Чтобы хоть немножко поднять себе настроение, она включила радио. Приемник был настроен на одну из ее любимых станций, Надин мчалась по длинному шоссе, которое соединялось с широкой магистралью, и пританцовывала на сиденье в такт модной песне. Слова она знала наизусть и напевала их про себя, сигналя оторопелым овцам, выбежавшим на асфальт, и пытаясь разглядеть дорожный знак, который потонул в кроне раскидистого тиса. Песня всегда ей нравилась, но сегодня вдруг показалась назойливой, глупой и слащавой. Все дело во мне, думала Надин, на душе скребут кошки, и тут уж не до музыки; однако на всякий случай покрутила ручку приемника — может, удастся поймать что-нибудь получше. Она ловила одну радиостанцию за другой, усердно подтанцовывала, потом нерешительно тянулась к приемнику и ловила следующую волну, пока наконец не натолкнулась на музыку, которая разительно отличалась от всего, что она слушала раньше, и тем не менее Надин сразу почувствовала в ней что-то родное, знакомое и близкое — родное до боли, щемящее, всплывающее из глубин подсознания; это ощущение захлестнуло ее, и поначалу она даже не могла толком осмыслить и объяснить его. Звучало фортепьяно, ноты рассыпа́лись от низких октав до высоких, мелодия то плавно текла, тягучая и неспешная, то окрашивалась насыщенными, глубокими басами, а потом звенела хрустальным колокольчиком, становясь ясной и прозрачной, — звучало именно то фортепьяно, к которому она привыкла в зимнем саду и которое изо дня в день, во время выступлений юноши, она познавала и, возможно, сама того не желая, научилась любить. Удивительно, что оно настигло ее прямо здесь, посреди дороги, среди звериного рева грузовиков и шума пролетавших мимо машин, от которого у нее дребезжали стекла.

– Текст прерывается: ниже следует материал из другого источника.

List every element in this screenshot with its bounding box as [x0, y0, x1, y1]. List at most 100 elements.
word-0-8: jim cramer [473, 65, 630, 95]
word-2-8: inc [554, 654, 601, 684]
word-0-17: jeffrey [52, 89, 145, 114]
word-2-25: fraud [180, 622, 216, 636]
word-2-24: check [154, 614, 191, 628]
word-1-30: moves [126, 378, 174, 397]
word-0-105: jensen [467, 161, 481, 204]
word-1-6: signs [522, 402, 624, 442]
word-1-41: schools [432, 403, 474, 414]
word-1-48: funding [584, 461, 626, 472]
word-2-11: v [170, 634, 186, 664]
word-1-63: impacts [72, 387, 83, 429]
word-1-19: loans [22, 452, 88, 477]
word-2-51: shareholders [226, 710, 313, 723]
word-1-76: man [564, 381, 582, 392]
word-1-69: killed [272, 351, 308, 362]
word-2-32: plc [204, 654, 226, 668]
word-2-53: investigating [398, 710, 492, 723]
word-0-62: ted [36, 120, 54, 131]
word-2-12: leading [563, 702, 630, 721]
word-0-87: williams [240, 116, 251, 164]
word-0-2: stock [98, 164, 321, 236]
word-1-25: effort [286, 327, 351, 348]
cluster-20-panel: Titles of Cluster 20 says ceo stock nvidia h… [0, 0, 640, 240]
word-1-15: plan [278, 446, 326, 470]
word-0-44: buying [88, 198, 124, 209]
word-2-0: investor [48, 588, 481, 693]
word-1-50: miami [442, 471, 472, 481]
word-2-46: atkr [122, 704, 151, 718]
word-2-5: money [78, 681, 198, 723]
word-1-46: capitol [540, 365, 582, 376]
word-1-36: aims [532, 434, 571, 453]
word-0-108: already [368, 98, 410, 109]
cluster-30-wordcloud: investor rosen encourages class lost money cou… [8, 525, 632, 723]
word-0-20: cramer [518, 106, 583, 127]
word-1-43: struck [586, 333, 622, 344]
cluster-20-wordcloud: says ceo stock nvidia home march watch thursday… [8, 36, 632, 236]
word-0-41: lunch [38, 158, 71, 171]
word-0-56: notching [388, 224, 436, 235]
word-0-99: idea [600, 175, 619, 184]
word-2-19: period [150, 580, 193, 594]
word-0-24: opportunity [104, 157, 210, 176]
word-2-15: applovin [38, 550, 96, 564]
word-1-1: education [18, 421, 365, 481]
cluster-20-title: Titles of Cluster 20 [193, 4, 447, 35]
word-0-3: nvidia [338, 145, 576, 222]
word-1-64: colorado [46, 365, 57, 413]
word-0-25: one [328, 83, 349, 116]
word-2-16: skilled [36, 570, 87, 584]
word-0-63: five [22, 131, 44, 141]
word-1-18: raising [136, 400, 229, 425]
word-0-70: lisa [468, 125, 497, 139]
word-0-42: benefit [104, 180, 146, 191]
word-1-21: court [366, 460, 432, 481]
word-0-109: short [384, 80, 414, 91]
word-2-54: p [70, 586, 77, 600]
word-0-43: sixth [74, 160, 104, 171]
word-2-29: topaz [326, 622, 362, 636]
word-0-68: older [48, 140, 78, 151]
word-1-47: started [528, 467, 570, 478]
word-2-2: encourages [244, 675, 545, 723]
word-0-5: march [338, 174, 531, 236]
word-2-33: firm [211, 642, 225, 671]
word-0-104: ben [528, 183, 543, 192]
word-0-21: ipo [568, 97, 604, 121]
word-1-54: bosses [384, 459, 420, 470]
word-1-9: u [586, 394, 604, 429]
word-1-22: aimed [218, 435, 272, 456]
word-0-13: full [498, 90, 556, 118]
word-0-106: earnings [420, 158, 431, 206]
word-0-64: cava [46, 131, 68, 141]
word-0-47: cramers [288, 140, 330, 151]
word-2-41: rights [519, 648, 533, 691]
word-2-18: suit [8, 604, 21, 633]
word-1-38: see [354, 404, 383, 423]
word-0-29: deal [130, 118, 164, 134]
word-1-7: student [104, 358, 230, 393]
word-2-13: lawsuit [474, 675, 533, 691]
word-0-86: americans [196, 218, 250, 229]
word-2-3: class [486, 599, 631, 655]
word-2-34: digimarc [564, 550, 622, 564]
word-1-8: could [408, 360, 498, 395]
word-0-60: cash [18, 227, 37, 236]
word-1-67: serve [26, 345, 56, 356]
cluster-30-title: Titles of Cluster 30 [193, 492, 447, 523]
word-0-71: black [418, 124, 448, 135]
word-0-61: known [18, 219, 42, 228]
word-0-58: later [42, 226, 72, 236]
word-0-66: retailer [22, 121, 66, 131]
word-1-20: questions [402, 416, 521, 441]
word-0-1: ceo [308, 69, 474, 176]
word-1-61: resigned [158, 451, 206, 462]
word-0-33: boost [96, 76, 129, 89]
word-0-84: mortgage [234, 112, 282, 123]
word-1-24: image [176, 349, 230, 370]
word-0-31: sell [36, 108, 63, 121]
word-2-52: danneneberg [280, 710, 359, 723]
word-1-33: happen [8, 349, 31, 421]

Она не стала ловить другую станцию и оставила в покое ручку приемника. Кажется, она даже узнала произведение, эту вещь вроде бы играл ее пациент — Надин упорно продолжала называть его своим пациентом, хотя все уже осталось в прошлом. Как ни старалась, она не смогла припомнить, понравилась ли ей тогда музыка или нет; в конечном счете теперь это не имело значения. Важно то, что сейчас вещь ей нравилась, — точнее, это было совсем иное ощущение. Слушая музыку, которая прежде казалась странной, пугающей, враждебной, она ощутила ту же пронзительную тоску, ноющую боль от соприкосновения с чем-то знакомым, ее охватило то же ранящее душу чувство принадлежности и сродства, которое накатывало каждый раз, когда она спускалась к пляжу и за крутым поворотом тропинки перед ней вдруг во всю ширь распахивалось переливчатое, неугомонное море. Встретившись тут, на волнах радио, с этой музыкой, укрывшейся где-то под передней панелью автомобиля и похожей на тайное послание, которое она возьмет с собой в новую жизнь, Надин почувствовала себя сильной и храброй, и любые невзгоды ей были нипочем.